Trail Tips: Bring plenty of water for the duration of your trip or a water filtration system such as GRAYL GeoPress 24 oz Water Purifier Bottle to utilize if there is a stream or water source nearby.

Bring On The Shady People

As we mentioned before, the shade can be a valuable asset for your tent when out and about. But let’s talk about keeping the humans and pets cooler than they already are. Investing in an awning is worth every penny!

Whether it’s a Rhino-Rack Batwing Compact Awning that covers 270° around your truck or an ARB 2500mm x 2500mm side awning with attachable screen room, having a space that allows you to escape the sun will pay off in the long run.

Most awnings have a similar design in that they require a mounting point like a roof rack, but we have seen some interesting setups in the past that simply get the job done.

Whichever direction you go, DIY or full on batwing operations, you’ll thank us later for the suggestion.

Bring A Little Taste Of Home

As the overlanding community grows by the day, more and more companies are coming out with some pretty cool gadgets.
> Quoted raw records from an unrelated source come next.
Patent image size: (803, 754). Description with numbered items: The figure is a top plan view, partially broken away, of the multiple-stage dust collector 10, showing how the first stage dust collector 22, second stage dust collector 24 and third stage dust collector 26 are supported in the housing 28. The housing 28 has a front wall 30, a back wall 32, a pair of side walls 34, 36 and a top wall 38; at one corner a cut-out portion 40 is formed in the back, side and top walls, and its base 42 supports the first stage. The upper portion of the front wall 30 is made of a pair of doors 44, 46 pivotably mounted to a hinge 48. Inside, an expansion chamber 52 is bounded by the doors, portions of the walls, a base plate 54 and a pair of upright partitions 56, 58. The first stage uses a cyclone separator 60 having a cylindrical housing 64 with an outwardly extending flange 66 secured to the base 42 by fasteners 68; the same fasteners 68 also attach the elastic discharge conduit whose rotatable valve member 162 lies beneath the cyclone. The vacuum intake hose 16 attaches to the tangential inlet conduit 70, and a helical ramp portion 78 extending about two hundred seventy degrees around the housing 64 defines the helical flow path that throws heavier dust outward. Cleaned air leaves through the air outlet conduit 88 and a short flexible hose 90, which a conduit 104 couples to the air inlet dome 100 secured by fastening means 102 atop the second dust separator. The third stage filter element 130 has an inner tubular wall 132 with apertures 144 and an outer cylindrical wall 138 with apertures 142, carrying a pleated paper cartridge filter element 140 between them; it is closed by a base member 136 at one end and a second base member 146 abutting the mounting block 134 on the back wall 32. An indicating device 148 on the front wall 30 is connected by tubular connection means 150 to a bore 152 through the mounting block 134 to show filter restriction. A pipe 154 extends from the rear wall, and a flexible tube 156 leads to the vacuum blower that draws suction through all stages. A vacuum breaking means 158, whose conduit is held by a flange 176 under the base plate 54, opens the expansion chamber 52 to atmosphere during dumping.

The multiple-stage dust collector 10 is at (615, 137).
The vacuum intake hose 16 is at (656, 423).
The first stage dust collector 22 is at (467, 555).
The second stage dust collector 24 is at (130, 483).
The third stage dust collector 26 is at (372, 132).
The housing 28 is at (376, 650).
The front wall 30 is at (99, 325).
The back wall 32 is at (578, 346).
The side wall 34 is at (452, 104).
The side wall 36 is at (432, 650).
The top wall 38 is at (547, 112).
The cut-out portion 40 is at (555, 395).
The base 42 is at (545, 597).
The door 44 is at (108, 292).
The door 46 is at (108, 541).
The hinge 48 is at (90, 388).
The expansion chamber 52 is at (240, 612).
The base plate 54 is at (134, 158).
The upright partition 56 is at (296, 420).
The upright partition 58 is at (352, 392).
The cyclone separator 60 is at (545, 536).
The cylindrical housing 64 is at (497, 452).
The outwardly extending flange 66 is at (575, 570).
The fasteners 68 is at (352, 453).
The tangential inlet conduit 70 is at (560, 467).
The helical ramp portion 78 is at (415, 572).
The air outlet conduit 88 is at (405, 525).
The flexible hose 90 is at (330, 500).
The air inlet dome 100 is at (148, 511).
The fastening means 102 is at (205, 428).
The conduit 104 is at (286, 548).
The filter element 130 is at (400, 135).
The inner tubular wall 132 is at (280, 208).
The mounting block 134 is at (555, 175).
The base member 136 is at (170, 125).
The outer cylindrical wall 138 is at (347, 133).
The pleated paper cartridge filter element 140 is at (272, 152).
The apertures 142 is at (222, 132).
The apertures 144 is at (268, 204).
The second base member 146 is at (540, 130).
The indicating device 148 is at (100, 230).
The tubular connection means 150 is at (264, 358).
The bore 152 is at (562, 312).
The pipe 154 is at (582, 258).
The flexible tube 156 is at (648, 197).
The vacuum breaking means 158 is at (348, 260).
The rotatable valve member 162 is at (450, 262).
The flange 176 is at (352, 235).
One of those gadgets being portable showers.

Imagine for a moment if you will, it’s been an epic day with miles and miles of dust kickin trails, tough rock sections with spotters in and out of the truck, maybe some hiking with the family while taking a break from all the boogie mode shenanigans.

You return to camp ready to have some good food and relax, but before the campfire stories and beer starts flowing you reach in your truck and pull out a WaterPORT 3.8 Gallon Self-Pressurized Water Tank or a Solar Shower or even your fancy Hike Crew Portable Shower and rinse off all the dust and sweat so you can truly relax.

Sounds pretty good to us and most options are pretty affordable considering the outcome they provide. Now it’s not necessarily required to get a shower with a pump included because gravity works pretty well and self-pumped options are available. And after all it could malfunction and you would be left shower-less. Believe us, when you get used to having a shaower after a long day on the trail, it’s quite annoying when you can’t have one due to malfunctions.